Sarebbe facile parlare di sindrome polacca: quel particolare status di arretratezza catto reazionaria, di geopolitica ingenerosa che spinge il Paese a sfuggire alla morsa Russia – Germania con la consegna all’ “amico americano” pur in quadro di endemico nazionalismo e imperialismo locale, se mi si passa l’ossimoro, di ambiguità irrisolte nella caduta del comunismo pagata a piè di lista e fabbricata all’esterno con materiali sospetti. Tutte stimmate nuove o antiche che oggi hanno portato l’ultra destra al potere con un vittoria schiacciante e una maggioranza assoluta in parlamento oltre che alla scomparsa pressoché totale della socialdemocrazia rimasta sotto la soglia di sbarramento.
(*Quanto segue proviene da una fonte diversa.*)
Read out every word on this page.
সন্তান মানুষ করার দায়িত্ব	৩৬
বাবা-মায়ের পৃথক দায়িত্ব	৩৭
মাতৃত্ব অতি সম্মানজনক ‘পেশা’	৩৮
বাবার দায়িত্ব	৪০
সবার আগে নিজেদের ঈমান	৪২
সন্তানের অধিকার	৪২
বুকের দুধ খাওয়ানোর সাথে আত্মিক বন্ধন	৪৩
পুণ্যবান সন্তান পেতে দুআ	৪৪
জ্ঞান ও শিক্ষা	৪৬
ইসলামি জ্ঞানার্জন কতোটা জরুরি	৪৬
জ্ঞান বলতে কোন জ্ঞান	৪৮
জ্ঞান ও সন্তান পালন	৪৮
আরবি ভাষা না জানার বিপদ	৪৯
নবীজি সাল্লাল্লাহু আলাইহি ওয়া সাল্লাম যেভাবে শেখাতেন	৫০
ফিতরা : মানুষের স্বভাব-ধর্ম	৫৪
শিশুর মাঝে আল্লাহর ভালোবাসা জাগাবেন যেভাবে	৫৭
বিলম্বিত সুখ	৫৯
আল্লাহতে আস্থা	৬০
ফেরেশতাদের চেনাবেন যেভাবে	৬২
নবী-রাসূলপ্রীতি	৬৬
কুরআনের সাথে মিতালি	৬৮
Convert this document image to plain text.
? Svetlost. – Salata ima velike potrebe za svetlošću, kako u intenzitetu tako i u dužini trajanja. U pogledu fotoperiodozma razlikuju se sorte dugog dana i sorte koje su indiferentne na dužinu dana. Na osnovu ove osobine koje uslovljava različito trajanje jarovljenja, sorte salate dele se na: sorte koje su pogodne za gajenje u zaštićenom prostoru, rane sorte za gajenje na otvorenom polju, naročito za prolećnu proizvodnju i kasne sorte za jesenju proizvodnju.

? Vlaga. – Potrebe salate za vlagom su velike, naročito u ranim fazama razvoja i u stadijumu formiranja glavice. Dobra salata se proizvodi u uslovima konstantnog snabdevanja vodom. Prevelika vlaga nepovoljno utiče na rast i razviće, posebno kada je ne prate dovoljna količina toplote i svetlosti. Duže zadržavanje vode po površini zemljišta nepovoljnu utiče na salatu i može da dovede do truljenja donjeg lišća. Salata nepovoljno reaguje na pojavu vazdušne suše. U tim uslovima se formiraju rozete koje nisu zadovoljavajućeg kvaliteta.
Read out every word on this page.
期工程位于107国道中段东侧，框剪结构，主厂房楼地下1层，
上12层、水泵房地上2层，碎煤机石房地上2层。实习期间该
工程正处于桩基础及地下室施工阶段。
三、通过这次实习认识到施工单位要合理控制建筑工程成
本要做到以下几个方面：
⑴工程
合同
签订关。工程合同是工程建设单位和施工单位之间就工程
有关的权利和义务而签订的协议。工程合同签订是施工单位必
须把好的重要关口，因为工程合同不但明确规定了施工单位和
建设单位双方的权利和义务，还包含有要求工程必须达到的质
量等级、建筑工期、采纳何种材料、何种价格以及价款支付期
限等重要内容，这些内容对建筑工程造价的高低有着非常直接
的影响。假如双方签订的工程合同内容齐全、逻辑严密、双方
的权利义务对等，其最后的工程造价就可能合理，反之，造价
Sarebbe facile, ma illusorio perché è del tutto evidente che dentro la placenta politica polacca non incubano solo vecchi veleni, che la sorpresa elettorale di domenica è anche se non soprattutto un prodotto dell’Europa e della sua oligarchia. Da una parte lo scontro con la Russia nel quale l’ Ue si è fatta trascinare mani e piedi, ha accentuato il nazionalismo polacco senza però trascinarlo in Europa, ma appoggiandolo direttamente agli Usa. E non poteva che essere così visto che il liberismo dittatoriale di Bruxelles con tutto quello che ha prodotto negli ultimi anni è decisamente rifiutato dalla popolazione che invece ha preferito i piani da destra sociale della nuova leader di Varsavia, Beata Szydlo, che prevedono l’intervento dello Stato nell’economia, il sostegno alle famiglie e alle piccole imprese, l’abbassamento dell’età pensionabile, più tasse per i grandi gruppi e meno per le piccole attività.
Non c’è dubbio che si tratti di un coacervo di contraddizioni che non faranno di certo bene alla Polonia, ma questo denuncia il fiato corto dell’Europa che nel suo piano di riduzione della democrazia necessario a far passare il suo progetto oligarchico, si va accorgendo che spesso l’autoritarismo suggerito, favorito o imposto come in Portogallo finisce per scontrarsi contro i suoi dettami economici, in Polonia, come in Ungheria e presto in tutto l’est del continente. Di sicuro il risultato delle elezioni polacche metterà sabbia negli ingranaggi della Ue ordoliberista che esce grande sconfitta nelle urne di Varsavia, visto che è stato duramente bocciato l’indirizzo mercatista e filo europeo del precedente governo.
Certo sarebbe stata tutt’altra storia se la socialdemocrazia europea non si fosse fatta coinvolgere in modo così completo e servile ai disegni di Bruxelles e se la sinistra non avesse barattato gli interessi concreti delle persone, le visioni alternative con le lenticchie europee in nome di un internazionalismo astratto e di dubbia anzi, contestabile origine, che separato da ciò che è stato via via abbandonato per strada fa tanto Adam Smith.
Così adesso quel po’ di stato e di senso della cittadinanza che resiste viene gestito dalla destra tradizionale in opposizione a quella di osservanza economico – finanziaria, mentre le sinistre balbettano e non sanno che pesci pigliare. Si è arrivati, tanto per fare un esempio italiano, alla nuova grande e rivoluzionaria proposta che viene da ciò che resta della Lista Tsipras: una riedizione dell’Ulivo di Prodi. Un ritorno al passato che fra l’altro si appoggia idealmente all’uomo che ha le maggiori responsabilità nell’aver trascinato il Paese nella logica infernale dell’euro e di conseguenza nella mutazione drammatica che ha subito l’Europa. Dentro un’esperienza che si è ben presto risolta, coperta dal sipario dell’antiberlusconismo, a manipolare i diritti del lavoro, a ridurre il welfare, a por mano alle pensioni in nome dei precetti liberisti. Non si tratta dunque di nuove prospettive, ma solo di tentativi di suicidio per l’impossibilità di concretizzare un altrove ormai puramente narrativo e smentito ogni giorno dalla pratica. Sembra quasi che per la sinistra la crisi non ci sia stata, non abbia svelato nulla sui meccanismi del Golem finanziario, non abbia cambiato nulla e vada avanti così perché si vive con qualcuno che magari vuole pure vivere bene, comprese le mosche cocchiere, ovvero certi cosiddetti intellettuali disposti anche a non capire nulla pur di non perdere un diritto di tribuna ormai acquisito che poi monetizzano. La tracotanza risibile con cui fanno finta di credere e spiegano in modo sussiegoso come i furti di sovranità, cittadinanza e costituzionalità siano un giusto baratto per l’Europa delle banche, è patetica prima ancora di essere un tradimento. Anzi porta direttamente in Polonia.